Now, how to use this to get the flag? What this essentially means, is that if we call the flag polynomial $f(x)$, we have a bunch of pairs of a polynomial $a(x)$ and the remainder leftover when dividing $f(x)$ by $a(x)$. A bunch of divisors and their corresponding remainders, sound familiar?

It’s the Chinese remainder theorem. If you don’t know CRT, it basically states that the system of congruences

$$\begin{aligned} x &\equiv a_1 \pmod{n_1}\\ & \vdots\\ x &\equiv a_k \pmod{n_k} \end{aligned}$$

is solveable for $x$ given that $n_i$ are all coprime, where all solutions will be equivalent modulo $\prod n_i$.

But, can CRT be applied to polynomials? Searching it up, the Extended Euclidean algorithm that can be used to construct solutions for the traditional CRT on integers, also works for polynomials.

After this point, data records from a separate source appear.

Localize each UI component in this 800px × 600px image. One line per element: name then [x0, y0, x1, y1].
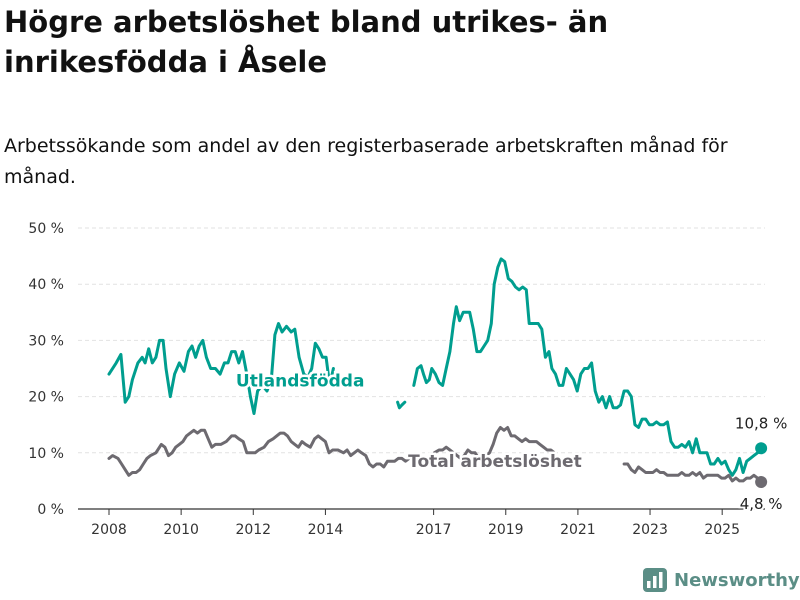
x-tick-label: 2014 — [308, 522, 344, 538]
newsworthy-logo-icon — [643, 568, 667, 592]
y-tick-label: 20 % — [28, 390, 64, 406]
line-chart: 0 % 10 % 20 % 30 % 40 % 50 % 2008 2010 2012 2014 2… — [28, 221, 789, 538]
y-tick-label: 10 % — [28, 446, 64, 462]
series-line — [107, 257, 763, 477]
brand-name: Newsworthy — [674, 569, 800, 591]
series-total: 4,8 % Total arbetslöshet — [107, 426, 785, 515]
end-point — [755, 476, 768, 489]
y-tick-label: 50 % — [28, 221, 64, 237]
x-tick-label: 2023 — [632, 522, 668, 538]
x-tick-label: 2017 — [416, 522, 452, 538]
series-utlandsfodda: 10,8 % Utlandsfödda — [107, 257, 789, 477]
chart-subtitle: Arbetssökande som andel av den registerb… — [4, 135, 728, 188]
end-value-label: 10,8 % — [735, 414, 787, 432]
series-label: Utlandsfödda — [236, 371, 365, 391]
series-line — [107, 426, 763, 484]
x-tick-label: 2008 — [91, 522, 127, 538]
x-tick-label: 2012 — [235, 522, 271, 538]
x-tick-label: 2010 — [163, 522, 199, 538]
y-tick-label: 30 % — [28, 333, 64, 349]
y-tick-label: 40 % — [28, 277, 64, 293]
end-value-label: 4,8 % — [740, 495, 783, 513]
end-point — [755, 442, 768, 455]
x-tick-label: 2025 — [704, 522, 740, 538]
newsworthy-logo: Newsworthy — [643, 568, 800, 592]
series-label: Total arbetslöshet — [408, 452, 582, 472]
x-tick-label: 2021 — [560, 522, 596, 538]
y-tick-label: 0 % — [37, 502, 64, 518]
chart-title: Högre arbetslöshet bland utrikes- än inr… — [4, 5, 609, 79]
x-tick-label: 2019 — [488, 522, 524, 538]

So, it should work, and sage’s inbuilt CRT function conveniently works for polynomials. With CRT, we can now recover the flag polynomial given that we have enough divisor polynomials such that they multiply together to be greater than the flag polynomial.

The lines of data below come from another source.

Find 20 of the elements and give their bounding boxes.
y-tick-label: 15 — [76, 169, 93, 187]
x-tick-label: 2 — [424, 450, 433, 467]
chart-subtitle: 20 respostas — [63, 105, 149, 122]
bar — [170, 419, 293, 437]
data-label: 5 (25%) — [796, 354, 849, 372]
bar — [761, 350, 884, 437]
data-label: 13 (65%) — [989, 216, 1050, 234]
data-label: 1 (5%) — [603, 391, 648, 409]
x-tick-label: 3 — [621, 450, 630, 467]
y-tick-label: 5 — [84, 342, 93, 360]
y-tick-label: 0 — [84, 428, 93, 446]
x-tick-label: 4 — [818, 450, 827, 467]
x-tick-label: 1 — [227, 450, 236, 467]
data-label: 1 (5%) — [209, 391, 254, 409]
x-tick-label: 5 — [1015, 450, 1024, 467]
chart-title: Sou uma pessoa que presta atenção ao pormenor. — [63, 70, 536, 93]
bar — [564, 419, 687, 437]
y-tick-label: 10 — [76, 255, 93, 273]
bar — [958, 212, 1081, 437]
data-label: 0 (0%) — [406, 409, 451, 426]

So, now we just implement everything together by:

1. Query “Test MAC” 624 times (at least) to receive enough keys to predict all future keys
2. Query “Get flag” 100 times to receive enough flag MACs in order to recover the flag with CRT
3. Predict the keys used in making the flag MACs using randcrack
4. Apply polynomial CRT to recover the flag

Full sage implementation

from Crypto.Util.number import long_to_bytes as l2b, bytes_to_long as b2l
from pwn import *
from randcrack import RandCrack

conn = remote("146.190.6.88",30003r)
conn.recvuntil(">> ")
for _ in range(625):
    conn.sendline("1")
    conn.sendline("a")
rec=[]
for _ in range(625):
    rec.append(conn.recvuntil(">> "))
for _ in range(100):
    conn.sendline("3")
rec3=[]
for _ in range(100):
    rec3.append(conn.recvuntil(">> "))
    
rec2 = [int(i.decode().split("\n")[0].split()[-1],16) for i in rec] # 625 successive keys

# Recover next 100 keys:
rc = RandCrack()
for i in rec2[:624]:
    rc.submit(i)
rc.predict_getrandbits(32)
keys = [rc.predict_getrandbits(32) for _ in range(100)]

rec4 = [int(i.decode().split("\n")[0].split()[-1],16) for i in rec3] # 100 flag MACs

# CRT:
R.<x> = PolynomialRing(GF(2),'x')

def num2poly(num):
    return sum(int(j)*x^i for i,j in enumerate(bin(num)[2:][::-1]))
def poly2num(poly):
    return int("".join(map(str,poly.list()[::-1])),2)
num2poly(b2l(b"test"))

flagpoly = crt([num2poly(i) for i in rec4], [num2poly(i)+x^32 for i in keys])>>32
l2b(poly2num(flagpoly))

giving the flag blahaj{cRc_m0RE_l1ke_Cr7}